She has written to the chancellor asking him to ratchet up the cost of alcohol in his next budget, to price it beyond the reach of youngsters' earnings or pocket money."
Young people today - don't know they're born. We had to make do with cider and evo-stick.

Thing is, if it's their 'pocket money' they're spending, aren't they too young to drink? So it's a problem of getting access to it in the first place. Still, might work. How about a tracksuit tax too?

Not that I'm being classist - Goths would get it too, with a tax on Kurt Kobain t-shirts and piercings.

Wednesday, October 25, 2006

Spelling annoyances

Lenin does it. So does Pootergeek. As does Norm.* Politically different, yet the same problem; they all spell 'defence' with an 's'.

Which is an Americanism.

I'm happy for the Yanks to do this but they can't spell, can they? You lot have no excuse.

Other annoyances: Christopher Hitchens spelling Labour party as 'Labor party'. Damn it all, man - even the Americans know to render it Labour party, with a 'u'.

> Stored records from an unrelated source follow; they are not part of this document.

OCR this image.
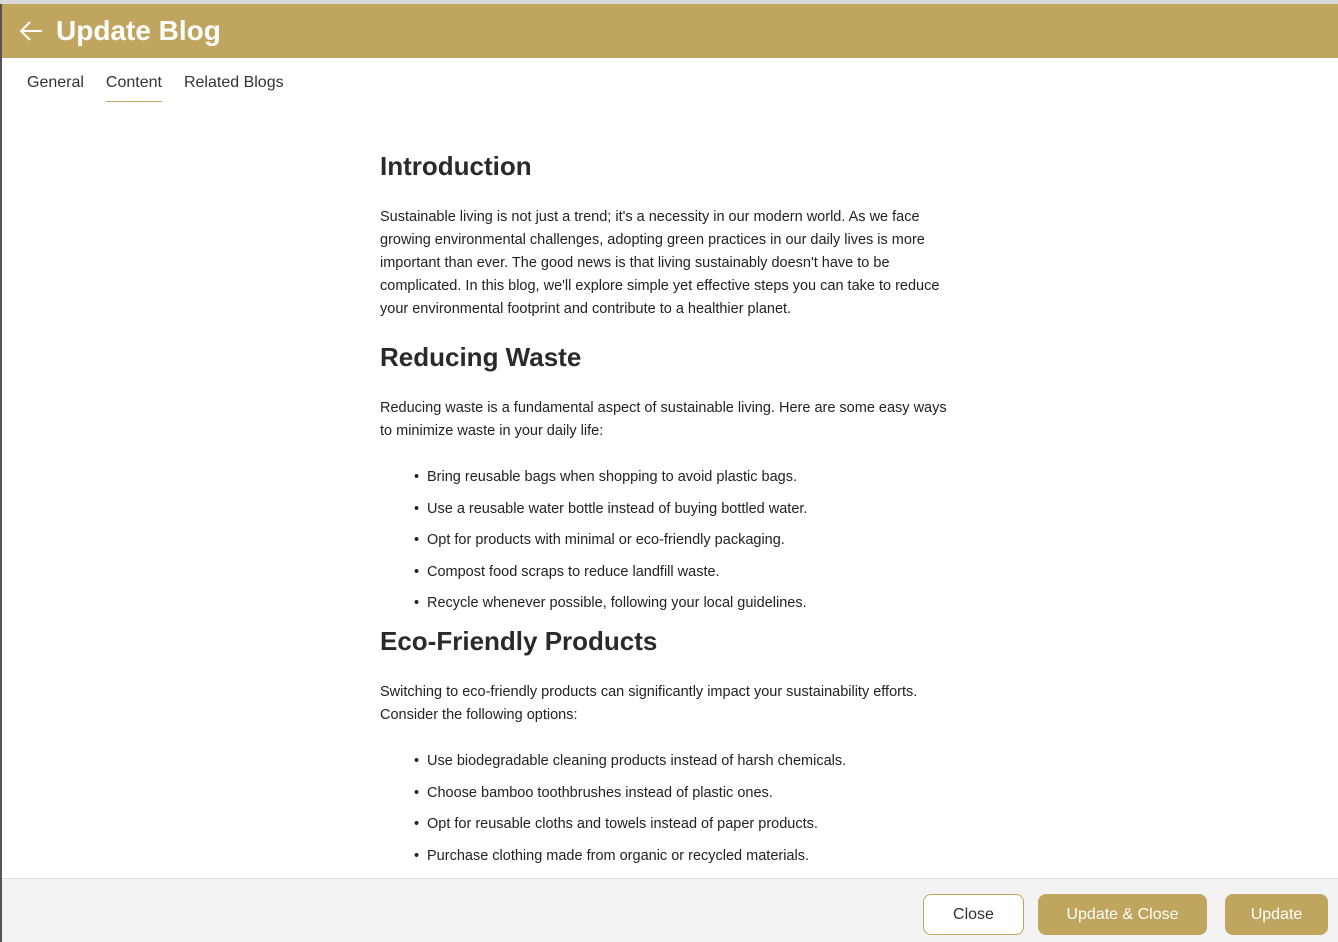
Update Blog
General Content Related Blogs
Introduction

Sustainable living is not just a trend; it's a necessity in our modern world. As we face growing environmental challenges, adopting green practices in our daily lives is more important than ever. The good news is that living sustainably doesn't have to be complicated. In this blog, we'll explore simple yet effective steps you can take to reduce your environmental footprint and contribute to a healthier planet.

Reducing Waste

Reducing waste is a fundamental aspect of sustainable living. Here are some easy ways to minimize waste in your daily life:

• Bring reusable bags when shopping to avoid plastic bags.
• Use a reusable water bottle instead of buying bottled water.
• Opt for products with minimal or eco-friendly packaging.
• Compost food scraps to reduce landfill waste.
• Recycle whenever possible, following your local guidelines.
Eco-Friendly Products

Switching to eco-friendly products can significantly impact your sustainability efforts. Consider the following options:

• Use biodegradable cleaning products instead of harsh chemicals.
• Choose bamboo toothbrushes instead of plastic ones.
• Opt for reusable cloths and towels instead of paper products.
• Purchase clothing made from organic or recycled materials.
Close	Update & Close	Update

And he has used 'gotten' in the past.

Taken the assimilation thing a bit far - in more ways than one, if you ask me.

Sorry, but it's been annoying me - can't even concentrate on your articles because you spell defence with a goddam 's'. Stop it at once.

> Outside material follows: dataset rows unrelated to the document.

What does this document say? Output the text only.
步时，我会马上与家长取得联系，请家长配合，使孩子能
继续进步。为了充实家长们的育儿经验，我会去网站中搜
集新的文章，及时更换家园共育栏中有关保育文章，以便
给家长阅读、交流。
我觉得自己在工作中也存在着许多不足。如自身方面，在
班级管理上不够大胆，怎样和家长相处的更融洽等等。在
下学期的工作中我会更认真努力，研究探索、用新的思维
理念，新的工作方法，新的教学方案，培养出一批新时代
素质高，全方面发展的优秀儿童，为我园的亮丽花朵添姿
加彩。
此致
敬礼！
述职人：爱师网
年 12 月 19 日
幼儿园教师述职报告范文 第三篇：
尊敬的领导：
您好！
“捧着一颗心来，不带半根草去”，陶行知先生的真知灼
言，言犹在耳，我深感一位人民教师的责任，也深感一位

Regional usage annoyance: Scottish school teachers calling the headteacher the headmaster. English people call teachers 'masters', which frankly I think is a bit weird. In Scotland we refer to them as teachers, regardless of their rank. Ok, so that's often a misnomer these days but I'm talking tradition here...

*Correction: Ok, so only when he's quoting Pootergeek.

Children's tsar probes PPP impact on pupils

Because contrary to popular belief, the involvement of the private sector in the refurbishment and maintenance of school buildings doesn't seem to have improved the quality - nor has it reduced bureaucracy:
"The Scottish Executive's £2.3 billion flagship school-building programme will result in 300 schools being rebuilt or refurbished by 2009, with most of it funded through PPP.

But in recent months, parents, teachers and construction experts have cast doubt on whether PPP is providing top-quality facilities for pupils.
[...]
A survey of teachers in 2004 found that only 30 per cent believed PPP was value for money. It also found many projects were beset with problems - including overheating classrooms, leaking roofs and lack of storage space."
Yep - classrooms are too damn hot; had a leaking roof in my last place; and the lack of any storage that can be locked has resulted in all my stationery being pinched. The last I don't blame on the pupils - I think the RE department are conducting raids into our corridor and stealing our pens. Bastards.

So it's time to call in the 'tsar'. We have a tsar for everything in Scotland. There's a mountain bike tsar. There's even a squirrel tsar. The tsars will sort it out. Any suggestion to the contrary is just cynicism. After all, in the unlikely event that the tsar should prove less than excellent in the execution of their duties, we even have a tsar's tsar. This is what makes us - as our Leader Jack McConnell says - the 'best small country in the world'.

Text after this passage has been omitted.